In December 2007, a group of 45 American Academy of Sleep Medicine (AASM) members sent a letter to Academy leaders with the goal of initiating a dialogue to bring about change to the AASM election process. The objective of the 45 members is to foster an increased diversity of opinions among AASM leadership. While the dialogue is still ongoing, the conversation has moved forward; the AASM has responded to the letter with recommendations to alter the election process in hopes of cultivating an even greater atmosphere of different viewpoints.

Allan I. Pack, MBChB, PhD, The John L. Miclot Professor of Medicine, chief, Division of Sleep Medicine, and director, Center for Sleep and Respiratory Neurobiology, University of Pennsylvania School of Medicine, who played a role in facilitating the discussion about changing the election process, says that the 45 signatories had two motives for submitting the letter. “On the clinical side, sleep medicine would benefit by moving more to chronic disease management and outcomes-based medicine. On the academic side, we need to focus on increasing the pipeline of new investigators. For both of these challenges, having a more balanced approach to selecting the members of the board and the leadership, and encouraging a diversity of opinion, would be helpful.”

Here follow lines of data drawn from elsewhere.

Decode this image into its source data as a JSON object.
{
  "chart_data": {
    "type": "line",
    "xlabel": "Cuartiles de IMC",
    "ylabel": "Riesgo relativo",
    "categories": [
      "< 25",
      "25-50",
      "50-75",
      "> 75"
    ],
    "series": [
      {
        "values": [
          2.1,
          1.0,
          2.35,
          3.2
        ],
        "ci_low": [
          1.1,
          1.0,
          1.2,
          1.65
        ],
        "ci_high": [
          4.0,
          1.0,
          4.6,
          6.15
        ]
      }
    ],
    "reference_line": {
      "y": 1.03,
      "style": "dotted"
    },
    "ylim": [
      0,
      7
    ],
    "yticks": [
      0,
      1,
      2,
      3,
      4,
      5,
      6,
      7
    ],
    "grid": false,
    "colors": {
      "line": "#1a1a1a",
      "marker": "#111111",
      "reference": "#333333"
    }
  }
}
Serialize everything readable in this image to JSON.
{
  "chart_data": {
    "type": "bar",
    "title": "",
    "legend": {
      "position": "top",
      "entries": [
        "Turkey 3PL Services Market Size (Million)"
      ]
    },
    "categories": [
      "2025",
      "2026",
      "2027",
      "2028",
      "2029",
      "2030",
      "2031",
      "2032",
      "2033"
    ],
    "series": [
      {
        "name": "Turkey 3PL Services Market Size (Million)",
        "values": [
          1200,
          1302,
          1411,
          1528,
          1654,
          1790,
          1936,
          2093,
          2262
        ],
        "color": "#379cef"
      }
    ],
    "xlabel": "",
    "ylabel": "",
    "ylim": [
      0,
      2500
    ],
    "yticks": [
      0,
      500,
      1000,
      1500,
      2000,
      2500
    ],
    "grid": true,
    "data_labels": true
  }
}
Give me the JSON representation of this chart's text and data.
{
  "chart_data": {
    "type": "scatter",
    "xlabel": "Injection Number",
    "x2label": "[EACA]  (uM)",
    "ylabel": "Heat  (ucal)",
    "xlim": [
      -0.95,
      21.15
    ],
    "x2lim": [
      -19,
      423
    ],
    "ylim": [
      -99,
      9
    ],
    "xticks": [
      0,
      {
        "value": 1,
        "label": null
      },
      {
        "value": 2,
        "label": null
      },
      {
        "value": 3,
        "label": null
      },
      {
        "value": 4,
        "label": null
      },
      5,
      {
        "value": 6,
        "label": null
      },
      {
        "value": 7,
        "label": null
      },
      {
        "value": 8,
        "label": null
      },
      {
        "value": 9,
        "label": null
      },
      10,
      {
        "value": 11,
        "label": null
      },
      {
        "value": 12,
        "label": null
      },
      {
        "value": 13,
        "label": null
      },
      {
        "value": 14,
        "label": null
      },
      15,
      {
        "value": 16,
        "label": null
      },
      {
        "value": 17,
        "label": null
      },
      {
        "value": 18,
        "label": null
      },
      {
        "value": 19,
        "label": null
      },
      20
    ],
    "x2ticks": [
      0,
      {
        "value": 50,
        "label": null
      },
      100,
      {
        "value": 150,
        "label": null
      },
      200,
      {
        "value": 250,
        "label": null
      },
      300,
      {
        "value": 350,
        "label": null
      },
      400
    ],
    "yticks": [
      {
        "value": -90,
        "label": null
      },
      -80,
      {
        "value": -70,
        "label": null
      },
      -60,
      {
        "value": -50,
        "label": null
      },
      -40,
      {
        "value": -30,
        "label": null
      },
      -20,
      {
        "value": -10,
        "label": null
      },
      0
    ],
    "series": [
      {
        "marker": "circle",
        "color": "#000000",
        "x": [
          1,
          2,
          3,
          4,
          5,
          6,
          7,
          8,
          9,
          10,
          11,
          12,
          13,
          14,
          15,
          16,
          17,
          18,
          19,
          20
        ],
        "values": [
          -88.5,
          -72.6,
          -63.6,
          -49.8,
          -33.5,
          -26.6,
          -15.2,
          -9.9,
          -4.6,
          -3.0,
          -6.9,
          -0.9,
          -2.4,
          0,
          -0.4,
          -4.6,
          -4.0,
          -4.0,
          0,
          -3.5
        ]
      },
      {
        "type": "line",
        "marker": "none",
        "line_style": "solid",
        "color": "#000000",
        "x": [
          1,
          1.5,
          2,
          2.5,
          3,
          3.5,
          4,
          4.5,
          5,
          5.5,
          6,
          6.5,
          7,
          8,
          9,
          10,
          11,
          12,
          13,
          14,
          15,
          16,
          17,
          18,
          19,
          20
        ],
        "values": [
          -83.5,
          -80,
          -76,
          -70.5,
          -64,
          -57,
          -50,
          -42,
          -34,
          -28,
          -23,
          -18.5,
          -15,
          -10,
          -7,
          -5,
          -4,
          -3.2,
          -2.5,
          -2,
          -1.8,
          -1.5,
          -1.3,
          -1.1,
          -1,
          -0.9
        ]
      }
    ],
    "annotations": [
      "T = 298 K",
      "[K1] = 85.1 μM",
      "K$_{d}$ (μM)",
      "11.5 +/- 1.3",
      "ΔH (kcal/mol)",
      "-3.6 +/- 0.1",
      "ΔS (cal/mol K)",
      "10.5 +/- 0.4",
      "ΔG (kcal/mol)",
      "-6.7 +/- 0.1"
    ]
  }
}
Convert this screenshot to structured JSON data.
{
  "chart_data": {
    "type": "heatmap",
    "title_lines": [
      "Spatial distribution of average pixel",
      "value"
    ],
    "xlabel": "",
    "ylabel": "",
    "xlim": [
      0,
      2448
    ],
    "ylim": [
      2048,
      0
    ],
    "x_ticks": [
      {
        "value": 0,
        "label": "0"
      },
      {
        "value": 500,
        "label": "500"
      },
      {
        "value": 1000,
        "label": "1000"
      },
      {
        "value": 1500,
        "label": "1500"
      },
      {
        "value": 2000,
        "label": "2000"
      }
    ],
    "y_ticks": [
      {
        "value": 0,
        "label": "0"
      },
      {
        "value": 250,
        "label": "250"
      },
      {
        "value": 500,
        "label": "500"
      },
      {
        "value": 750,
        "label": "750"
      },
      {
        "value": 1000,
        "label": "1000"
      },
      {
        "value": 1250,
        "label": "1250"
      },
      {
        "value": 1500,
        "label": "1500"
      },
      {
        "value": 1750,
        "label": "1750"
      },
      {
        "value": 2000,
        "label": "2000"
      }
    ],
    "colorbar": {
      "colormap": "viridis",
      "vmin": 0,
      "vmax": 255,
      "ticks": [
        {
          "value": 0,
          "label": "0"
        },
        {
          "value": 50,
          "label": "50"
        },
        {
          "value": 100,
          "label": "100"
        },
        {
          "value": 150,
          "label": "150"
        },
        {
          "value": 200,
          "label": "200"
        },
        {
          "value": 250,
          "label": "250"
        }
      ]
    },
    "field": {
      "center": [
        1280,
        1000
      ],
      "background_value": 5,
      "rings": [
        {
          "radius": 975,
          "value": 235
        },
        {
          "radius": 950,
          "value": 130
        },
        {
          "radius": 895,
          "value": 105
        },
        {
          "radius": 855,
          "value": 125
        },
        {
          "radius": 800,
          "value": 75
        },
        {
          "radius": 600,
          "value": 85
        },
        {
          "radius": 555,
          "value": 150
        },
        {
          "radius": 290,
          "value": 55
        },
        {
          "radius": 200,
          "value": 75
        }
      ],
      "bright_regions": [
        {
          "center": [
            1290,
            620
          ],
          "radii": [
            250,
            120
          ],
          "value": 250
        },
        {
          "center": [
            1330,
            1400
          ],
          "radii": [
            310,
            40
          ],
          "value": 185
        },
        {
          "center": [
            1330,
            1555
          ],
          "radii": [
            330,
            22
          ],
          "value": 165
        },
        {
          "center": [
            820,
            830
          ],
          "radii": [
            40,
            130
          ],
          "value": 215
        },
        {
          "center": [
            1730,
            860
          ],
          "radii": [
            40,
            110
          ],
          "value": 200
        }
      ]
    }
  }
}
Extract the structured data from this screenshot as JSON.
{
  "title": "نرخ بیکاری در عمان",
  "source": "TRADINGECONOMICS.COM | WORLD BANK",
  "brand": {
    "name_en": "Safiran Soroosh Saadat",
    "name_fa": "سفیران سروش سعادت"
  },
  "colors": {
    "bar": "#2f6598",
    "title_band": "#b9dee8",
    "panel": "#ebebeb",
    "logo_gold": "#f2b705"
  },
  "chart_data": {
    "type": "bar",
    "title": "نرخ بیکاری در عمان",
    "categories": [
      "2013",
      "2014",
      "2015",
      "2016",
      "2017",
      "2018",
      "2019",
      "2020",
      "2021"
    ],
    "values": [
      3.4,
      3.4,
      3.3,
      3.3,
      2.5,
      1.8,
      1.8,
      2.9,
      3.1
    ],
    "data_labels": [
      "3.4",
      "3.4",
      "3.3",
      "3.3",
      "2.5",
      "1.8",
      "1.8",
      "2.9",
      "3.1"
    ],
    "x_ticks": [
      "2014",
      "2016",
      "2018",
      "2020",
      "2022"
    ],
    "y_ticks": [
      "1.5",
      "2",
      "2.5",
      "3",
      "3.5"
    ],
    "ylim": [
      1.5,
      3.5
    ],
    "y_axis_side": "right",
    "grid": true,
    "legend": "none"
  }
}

In response to this input, the AASM has issued recommendations. In summary, they are:

  • The nominating process would be improved by adding external members to the nominating committee;
  • The nominating committee should be composed of the president, past president, past past president, and two AASM members-at-large;
  • The nominating committee will make recommendations on both officers (president-elect and secretary-treasurer) and new directors; and
  • The two AASM members-at-large will be elected by the membership of the AASM.

At press time, the members who first sent the letter have until September 15 to submit a response to the recommendations. Pack notes that group hasn’t yet formulated a response, but he says, “Ultimately, the goal is to give the members a bigger say in their organization.”

Time will tell what final recommendations will be proposed and instituted. Until then, Pack says, “The AASM has made an important step forward and they’ve taken a very thoughtful approach to gathering input.”

Whether the AASM adapts the current recommendations or a modified version, members appear to be on their way to having more say in the direction of their Academy. Don’t become a passive professional who lets others determine the outcome of your profession. Play an active role in choosing your leaders or, better yet, take on a leadership role.